Bravo, we say to him. But is the ICC clinging to the law? Selectively, it must be said.

Bensouda left behind a pile of evidence. By now, Khan should have enough to issue arrest warrants against Benjamin Netanyahu and his clique of war criminals. Instead, his op-ed seems to make much about Israel being not a party to the Rome Statute, suggesting an inevitable reading that the Tel Aviv regime can't be prosecuted.

If for some reason this reading is wrong, the following quote of his makes it abundantly clear: "My office has jurisdiction over crimes committed by the nationals of all state parties."

This "state parties" stuff is contrary to ICC's earlier decision, which says the court has jurisdiction over Israel for crimes committed on Palestinian territory, a state party. Recent statements from the office of the prosecutor seem to suggest that only Palestinians are in its crosshairs.

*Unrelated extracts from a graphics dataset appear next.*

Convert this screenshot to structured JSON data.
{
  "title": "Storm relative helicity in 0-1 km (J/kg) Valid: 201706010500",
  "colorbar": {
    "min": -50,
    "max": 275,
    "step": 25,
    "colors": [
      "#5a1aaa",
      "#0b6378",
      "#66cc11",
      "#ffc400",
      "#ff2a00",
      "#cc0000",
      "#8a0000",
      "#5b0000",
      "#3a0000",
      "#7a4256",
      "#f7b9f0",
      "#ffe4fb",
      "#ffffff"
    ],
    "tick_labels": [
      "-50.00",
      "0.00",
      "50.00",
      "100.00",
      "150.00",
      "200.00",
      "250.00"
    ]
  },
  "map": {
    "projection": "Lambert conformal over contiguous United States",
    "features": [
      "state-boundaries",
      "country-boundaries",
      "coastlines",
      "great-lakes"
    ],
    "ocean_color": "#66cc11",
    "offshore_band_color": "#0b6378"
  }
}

How about the Israelis? More than 12,000 Palestinians, mostly women and children, have been massacred in Gaza in the last 46 days? How about similar ethnic cleansing going on in the West Bank? Why no mention of investigations of Israel, which has taken thousands of Palestinians hostage, let alone the hundreds of thousands it has killed, in the last 21 years that the ICC has been around?

Hamas was set up in 1987, but occupied Palestinian territories, excluding the illegally created Israel, have been scenes of ethnic cleansing since 1967. Atrocities didn't begin on Oct 7, but way before in 1947 when the Zionists unleashed the first Nakba catastrophe, killing tens of thousands and driving out about 700,000 Palestinians. Granted, the ICC could not prosecute these genocidal crimes as it wasn't around then.

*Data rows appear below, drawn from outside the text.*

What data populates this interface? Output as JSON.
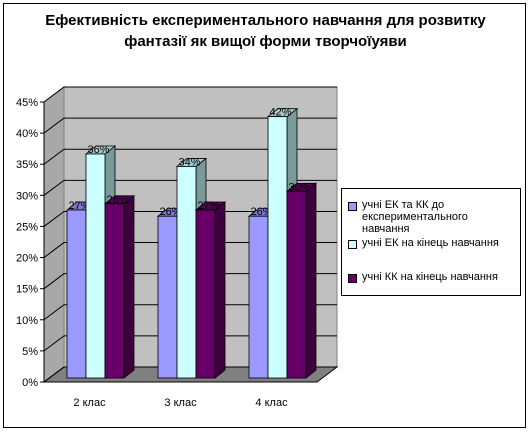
{
  "chart_data": {
    "type": "bar",
    "title": "Ефективність експериментального навчання для розвитку фантазії як вищої форми творчоїуяви",
    "categories": [
      "2 клас",
      "3 клас",
      "4 клас"
    ],
    "series": [
      {
        "name": "учні ЕК та КК до експериментального навчання",
        "values": [
          27,
          26,
          26
        ],
        "labels": [
          "27%",
          "26%",
          "26%"
        ],
        "color": "#9999ff"
      },
      {
        "name": "учні ЕК на кінець навчання",
        "values": [
          36,
          34,
          42
        ],
        "labels": [
          "36%",
          "34%",
          "42%"
        ],
        "color": "#ccffff"
      },
      {
        "name": "учні КК на кінець навчання",
        "values": [
          28,
          27,
          30
        ],
        "labels": [
          "28%",
          "27%",
          "30%"
        ],
        "color": "#660066"
      }
    ],
    "ylim": [
      0,
      45
    ],
    "yticks": [
      "0%",
      "5%",
      "10%",
      "15%",
      "20%",
      "25%",
      "30%",
      "35%",
      "40%",
      "45%"
    ],
    "grid": true,
    "legend": "right",
    "wall_color": "#c0c0c0",
    "floor_color": "#808080"
  }
}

That the ICC is there to only prosecute the weak is a very wrong message to send. If that be the case, here is a motto for the ICC: Might is right. If this message comes from the United Nations Security Council, there is a chance it may be tolerated, but from a court of law? How low can the ICC go?

The ICC is not dispensing justice, but making sure might is right. The world doesn't need such a court. Charade is for the stage, not for the courtroom.